The stamnagathi is suitable for sandy, loamy and heavy clay soils, although it prefers well-drained and sandy/loamy soil. It can grow in acid, neutral and basic (alkaline) soils. It prefers moist soil. It thrives in sun, and will not grow in the shade. The plant can tolerate maritime exposure.
It grows densely forming mounds up to 20 cm in height. The stems grow from the base.
Traditionally the stamnagathi is found in the snowy and inaccessible parts of the mountains of Crete, as well as in some sea cliffs. Now that this had come to be known for its therapeutic properties, it is being over harvested. Grown wild, it is darker in colour.
Cultivated plants are a lighter green and do not taste as bitter. Traditionally the Cretans pick the stamnagathi roots and all when not too advanced in age. They get too prickly and tough when mature for consumption.
There are many different types of wild greens or horta; all of them can be used in Mediterranean cooking.

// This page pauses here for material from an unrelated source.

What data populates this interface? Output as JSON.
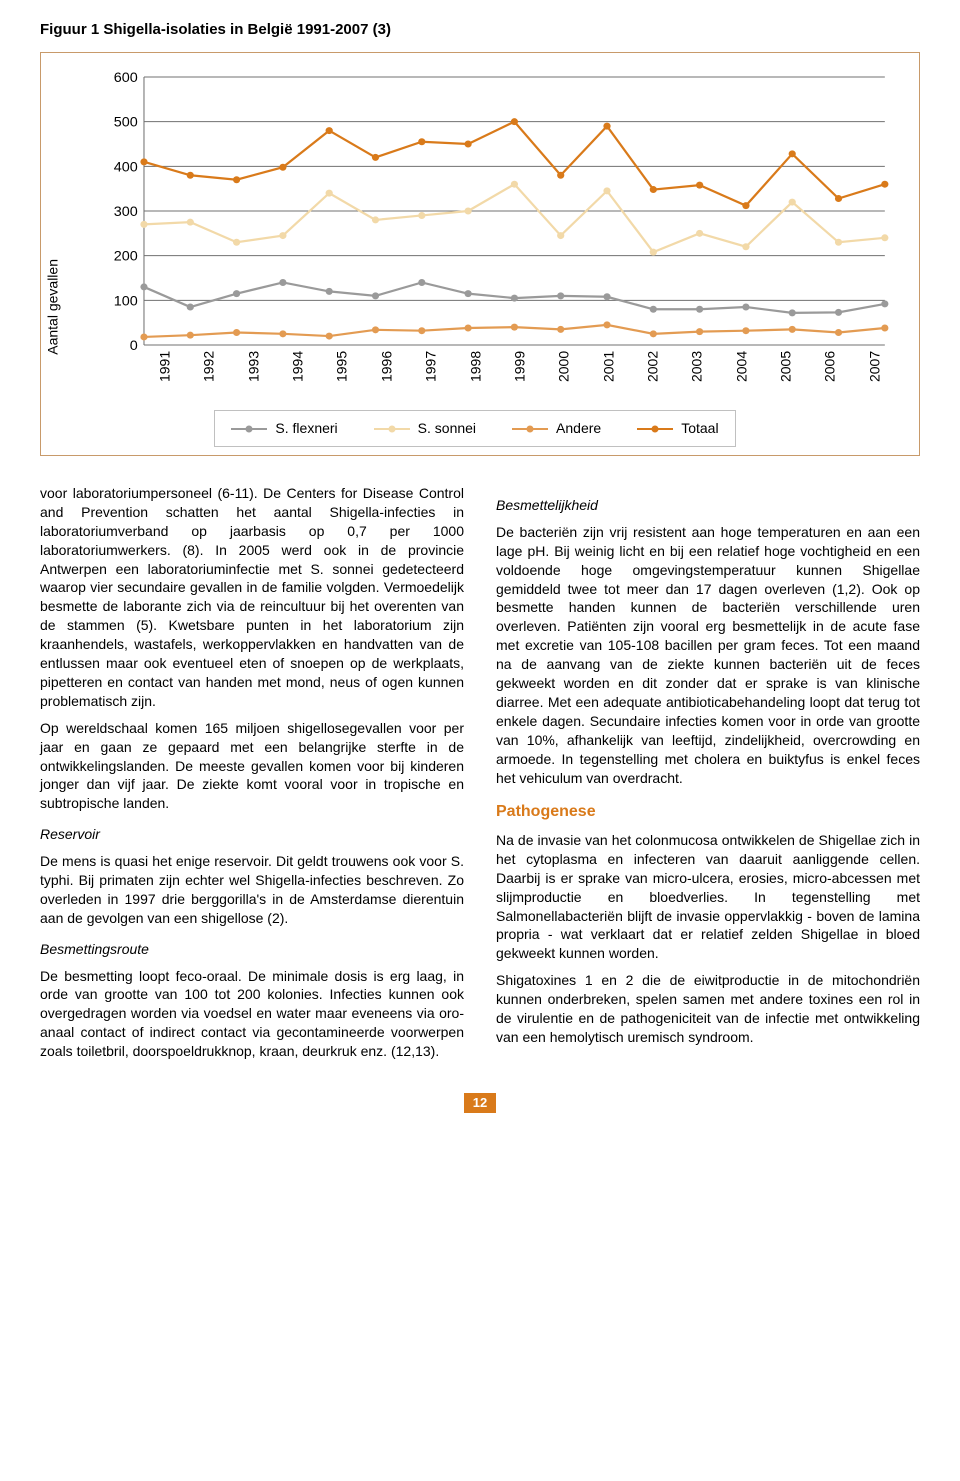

Use the whole leaf and tear it gently from the stem, washing thoroughly, the soft stems can also be included, everything but the roots and flowers.
Preparation of Wilted Greens:
Bring a pot of water to the boil. Throw in the stamnagathi just long enough to soften them. This is not even a minute. Lightly strain. Add to a bowl. Add plenty of virgin olive oil, salt to taste and lemon juice. The water in the pot can be put aside and drunk as an elixir.
Wild Green Pies
The stamnagathi can also be baked in pies pites. My grandmother used to make the most divine, tasty pites made with homemade wholemeal flour, a mixture of wild greens, fresh dill, a little spinach and a little anthotiri and feta. The combination of greens with the cheeses and wholemeal flour is what made these unique to most other pites.
You can also use the stamnagathi in a raw salad, either rustic style with tomatoes, red onion and kritharenia paximadia barley rusk bread, and lots of olive oil. Any combination will work; a favourite is with charred and herbed octopus.
The names Cichorium spinosum and stamnagathi come to us from mostly Greek origins.
The ancient Greeks called chicory kichore but now use αντίδι antidi and radiki, the same word for dandelion.
The Greek horticulturist Dioscrorides called the large leaf version of the plant seridos or seris. He frequently mentioned this plant for its antiseptic and its anti-rheumatic properties. Theophrastrus widely referred to a wild green calling it kichore.
Stamnagathi is believed to come to us from putting two Greek words together. Agathi, which is a thorn, and stamna, which is an earthen vessel often used for carrying well water. The Spiny chicory was placed over the mouth of the vessel to stop insects going in; much like tapas was used over a glass of wine in Spain.
Spinosum coming to us from latin, for spiny.
During World War II, when the Germans had invaded and occupied Crete, the Cretans were found to maintain their vigour and health. In many other parts of Greece and Europe, the villagers suffered malnutrition and death due to the Germans confiscating livestock and general provisions. Scientific research has found that the Cretans main diet was wild greens, snails and what little game and fish they could keep for themselves.
Professor of public health, Antonia Trichopoulou, at the University of Athens has found that the wild greens commonly used by the Cretans fulfil the daily vitamin, mineral and trace element requirements needed for health.
The secrets of the Mediterranean diet foods are slowly being revealed to us. My mother had a book when she was a girl that spoke of a Cretan who lived in the mountains. He lived for over 120 years.
He swore that eating mostly vegetables, greens and only a little meat, and never eating till you feel full, are what contributed to his longevity. What he did not calculate was the clean air and lack of stress.
Stamnagathi is now being farmed in Crete, by a horticultural enterprise ‘Cretan Gaia’ in Mires in Crete, making this an easily available green for our modern Mediterranean diet foods.